Reading the Scriptures (3)
Biblical interpretation is quite difficult. I want to show you an exercise in how right the Pharisees were (yes you read that correctly) as well as how wrong they were. Recall how they often complained that Jesus "ate with sinners". Did you know that they did not make this idea up? Psalm 1 tells us not to "sit with sinners", and Sirach says we should never gather in an assembly with sinners. If we cannot sit with them or gather with them, then eating seems to be out of the question as well.
Then Jesus shows up and has dinner with them. The Pharisees were right to seek to obey these (and many other similar) commands. The problem was that there was more involved in the situation than the Pharisees were aware of, so they ended up interpreting Jesus' actions completely wrong. He was not "sitting with" in the sense that He was a participant in their sins, condoning what they were doing. He was "sitting with" in the sense of being a "light to the Gentiles" to lead them to salvation. Both are types of "sitting" but the difference depends on how you sit (even though that sounds odd). Jesus knew what He was doing; the Pharisees did not know what He was doing because they did not know how to interpret the Scriptures.
Another example is found when Jesus tells the Pharisees that God "desires mercy and not sacrifice". He is quoting from Hosea chapter 6 (and there are about 20 other similar references in the Old Testament in support of this). The Pharisees rejected what He said though, because they were thinking about all the commands in the books of Exodus, Leviticus and Deuteronomy about sacrifice (not to mention the references in the prophets, like Malachi, that tell of God receiving a fully pure sacrifice through the Messiah).
The issue, made even more clear in the last paragraph, is that Scripture cannot be pitted against itself. There is no place in Scripture that contradicts any other place in Scripture. It is true that we may not understand how certain things fit together, but they do fit because they were inspired by a perfect and all wise Divine Author. We must maintain this truth--no contradictions--in order to understand what God is telling us in Scripture.
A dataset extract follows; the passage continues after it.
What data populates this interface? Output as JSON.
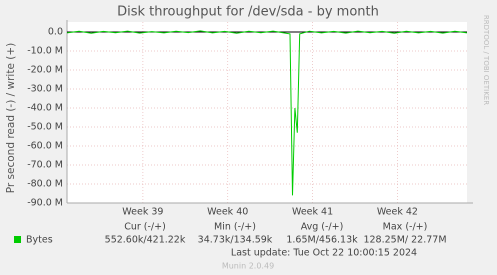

The Pharisees (and any other sect that separates from the One, True, Church) always has an atomistic understanding of Scripture. This means that they will look at one particular passage of Scripture and neglect others, which leads them to false interpretations. We must know all of Scripture in order to understand any of Scripture. That is very hard to do, and that is why God gives us the dogmas of the Church. Clear and unchanging anchors of the truth are the only ways for us to know truth with certainty.